You can use the ZipArchive class for this. Since PHP5.2 it is part of the standard php distribution.

Use it like this:

$zip = new ZipArchive();

// ZipArchive::CHECKCONS will enforce additional consistency checks
$res = $zip->open('test.zip', ZipArchive::CHECKCONS);
switch($res) {

    case ZipArchive::ER_NOZIP :
        die('not a zip archive');
    case ZipArchive::ER_INCONS :
        die('consistency check failed');
    case ZipArchive::ER_CRC :
        die('checksum failed');

    // ... check for the other types of errors listed in the manual
}

If the zip archive is incomplete or broken in other ways $zip->open() will return ZipArchive::ER_NOZIP

Answer:

How to detect corrupt files with CRC mismatch:

ZipArchive seems unable to detect broken files. ZipArchive::CHECKCONS doesn’t help, only if it’s not a ZIP file at all. It happily decompressed corrupt files in my tests and the client downloading the data is not informed.

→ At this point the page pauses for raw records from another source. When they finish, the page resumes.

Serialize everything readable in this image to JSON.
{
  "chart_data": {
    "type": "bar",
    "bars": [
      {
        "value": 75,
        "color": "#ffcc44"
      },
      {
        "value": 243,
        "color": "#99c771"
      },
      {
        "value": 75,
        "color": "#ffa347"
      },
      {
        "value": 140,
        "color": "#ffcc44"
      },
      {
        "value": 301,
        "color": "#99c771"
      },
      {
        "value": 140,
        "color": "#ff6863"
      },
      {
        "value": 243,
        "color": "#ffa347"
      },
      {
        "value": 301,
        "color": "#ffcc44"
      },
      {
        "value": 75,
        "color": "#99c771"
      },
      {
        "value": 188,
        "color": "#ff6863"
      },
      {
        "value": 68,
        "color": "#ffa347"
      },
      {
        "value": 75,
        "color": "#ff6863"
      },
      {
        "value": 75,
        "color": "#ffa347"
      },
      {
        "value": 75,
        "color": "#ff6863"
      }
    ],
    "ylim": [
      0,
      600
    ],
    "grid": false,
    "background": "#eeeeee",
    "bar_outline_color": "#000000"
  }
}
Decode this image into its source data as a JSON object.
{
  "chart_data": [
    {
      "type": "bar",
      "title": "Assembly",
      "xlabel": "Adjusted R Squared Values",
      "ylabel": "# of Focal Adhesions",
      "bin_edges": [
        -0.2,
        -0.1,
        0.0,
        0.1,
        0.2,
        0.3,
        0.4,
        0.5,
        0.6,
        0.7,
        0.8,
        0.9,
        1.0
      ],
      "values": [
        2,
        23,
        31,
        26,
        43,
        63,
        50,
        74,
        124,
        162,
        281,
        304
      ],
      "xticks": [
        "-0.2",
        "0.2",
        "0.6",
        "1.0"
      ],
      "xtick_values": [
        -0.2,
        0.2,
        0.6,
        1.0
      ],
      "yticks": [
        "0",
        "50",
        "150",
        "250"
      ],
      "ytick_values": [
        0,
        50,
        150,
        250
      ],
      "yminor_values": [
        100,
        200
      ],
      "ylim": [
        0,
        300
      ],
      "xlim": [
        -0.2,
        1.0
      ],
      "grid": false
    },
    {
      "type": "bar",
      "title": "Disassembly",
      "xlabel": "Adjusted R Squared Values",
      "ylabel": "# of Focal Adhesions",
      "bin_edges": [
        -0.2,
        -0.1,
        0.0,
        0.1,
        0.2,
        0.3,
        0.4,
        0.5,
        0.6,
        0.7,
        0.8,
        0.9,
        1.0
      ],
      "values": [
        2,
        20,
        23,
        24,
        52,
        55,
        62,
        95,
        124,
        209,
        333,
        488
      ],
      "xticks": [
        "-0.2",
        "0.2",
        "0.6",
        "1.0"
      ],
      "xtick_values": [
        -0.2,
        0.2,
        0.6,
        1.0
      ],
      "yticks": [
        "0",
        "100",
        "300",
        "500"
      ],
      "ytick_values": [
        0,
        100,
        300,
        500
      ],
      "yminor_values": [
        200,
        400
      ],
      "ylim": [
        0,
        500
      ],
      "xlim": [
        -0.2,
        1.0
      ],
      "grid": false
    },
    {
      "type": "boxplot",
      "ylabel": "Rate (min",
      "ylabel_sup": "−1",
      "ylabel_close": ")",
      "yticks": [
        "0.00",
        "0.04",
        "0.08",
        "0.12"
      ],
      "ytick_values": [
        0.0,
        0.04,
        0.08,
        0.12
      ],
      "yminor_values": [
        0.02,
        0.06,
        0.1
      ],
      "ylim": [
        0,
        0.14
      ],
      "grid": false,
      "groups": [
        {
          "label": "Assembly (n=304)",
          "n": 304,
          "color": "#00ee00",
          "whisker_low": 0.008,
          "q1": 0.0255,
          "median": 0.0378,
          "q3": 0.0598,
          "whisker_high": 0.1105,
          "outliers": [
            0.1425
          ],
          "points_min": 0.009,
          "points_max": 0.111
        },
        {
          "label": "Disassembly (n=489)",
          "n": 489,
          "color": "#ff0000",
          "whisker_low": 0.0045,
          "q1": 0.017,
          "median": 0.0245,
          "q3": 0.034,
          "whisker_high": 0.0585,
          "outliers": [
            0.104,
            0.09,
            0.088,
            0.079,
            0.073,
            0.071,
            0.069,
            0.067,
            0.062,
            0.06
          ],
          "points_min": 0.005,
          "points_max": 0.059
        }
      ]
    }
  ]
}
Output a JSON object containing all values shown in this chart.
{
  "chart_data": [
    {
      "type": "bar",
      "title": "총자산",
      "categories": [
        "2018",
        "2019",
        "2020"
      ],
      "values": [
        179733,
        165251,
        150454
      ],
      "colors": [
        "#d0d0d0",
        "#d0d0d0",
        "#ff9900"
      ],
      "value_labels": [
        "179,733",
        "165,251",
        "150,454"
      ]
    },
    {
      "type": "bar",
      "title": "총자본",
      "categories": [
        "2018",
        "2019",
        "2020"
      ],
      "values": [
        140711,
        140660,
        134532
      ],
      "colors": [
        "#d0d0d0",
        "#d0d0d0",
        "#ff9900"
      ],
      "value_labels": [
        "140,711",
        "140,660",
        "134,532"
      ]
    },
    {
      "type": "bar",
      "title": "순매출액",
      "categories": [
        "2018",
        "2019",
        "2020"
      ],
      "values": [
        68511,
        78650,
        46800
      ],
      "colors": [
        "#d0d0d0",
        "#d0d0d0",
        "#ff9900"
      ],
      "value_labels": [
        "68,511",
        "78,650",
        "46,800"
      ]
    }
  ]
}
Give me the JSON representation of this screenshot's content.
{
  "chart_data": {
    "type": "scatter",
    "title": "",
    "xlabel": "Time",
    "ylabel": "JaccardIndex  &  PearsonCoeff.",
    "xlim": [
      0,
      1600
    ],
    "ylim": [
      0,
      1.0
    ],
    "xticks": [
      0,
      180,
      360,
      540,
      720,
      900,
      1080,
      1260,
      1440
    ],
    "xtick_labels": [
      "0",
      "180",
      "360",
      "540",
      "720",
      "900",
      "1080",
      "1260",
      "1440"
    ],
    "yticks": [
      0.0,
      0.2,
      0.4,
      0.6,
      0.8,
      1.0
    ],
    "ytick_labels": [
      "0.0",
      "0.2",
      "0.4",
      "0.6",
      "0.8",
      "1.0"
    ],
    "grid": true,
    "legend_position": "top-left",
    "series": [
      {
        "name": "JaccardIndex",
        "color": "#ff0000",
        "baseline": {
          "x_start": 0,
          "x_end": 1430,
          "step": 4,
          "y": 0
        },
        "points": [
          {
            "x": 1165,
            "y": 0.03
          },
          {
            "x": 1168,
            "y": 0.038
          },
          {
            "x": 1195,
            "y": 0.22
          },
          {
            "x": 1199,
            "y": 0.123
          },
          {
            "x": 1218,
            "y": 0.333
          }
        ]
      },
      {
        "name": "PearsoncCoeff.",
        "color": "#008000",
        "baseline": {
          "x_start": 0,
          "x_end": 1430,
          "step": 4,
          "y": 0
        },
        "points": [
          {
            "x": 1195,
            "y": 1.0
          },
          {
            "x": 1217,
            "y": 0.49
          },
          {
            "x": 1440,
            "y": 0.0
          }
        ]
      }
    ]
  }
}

Creating a corrupt archive for testing is simple – zip some files and change a byte with a hex editor in the resulting ZIP file. Now you can test the file with a ZIP application to learn which file inside the archive is corrupt.

You can simply verify CRCs on the server for smaller files:

<?php
$maxsize = 1024*1024;
$z = new ZipArchive;
$r = $z->open("foo.zip", ZipArchive::CHECKCONS);
if($r !== TRUE)
  die('ZIP error when trying to open "foo.zip": '.$r);

$stat = $z->statName("mybrokenfile.txt");
if($stat['size'] > $maxsize)
  die('File too large, decompression denied');
$s = $z->getStream($file);
$data = stream_get_contents($s, $maxsize);
fclose($s);
if($stat['crc'] != crc32($data))
  die('File is corrupt!');
//echo 'File is valid';

//you may send the file to the client now if you didn't output anything before
header('Content-Description: File Transfer');
header('Content-Type: application/octet-stream');
header('Content-Disposition: attachment; filename="mybrokenfile.txt"');
header('Content-Transfer-Encoding: binary');
header('Content-Length: ' . $stat['size']);
ob_clean();
echo $data;
$z->close();
?>

If the file shall not be fully decompressed on the server but decompressed while streaming to the client due to it’s size, the file transfer already startet and printing an error message later doesn’t work. Maybe the best way would be to interrupt the connection before closing the file transfer. The client should be able to detect this as corrupt download.
On the server side a function is needed, that can calculate the CRC32 on streamed data stepwise.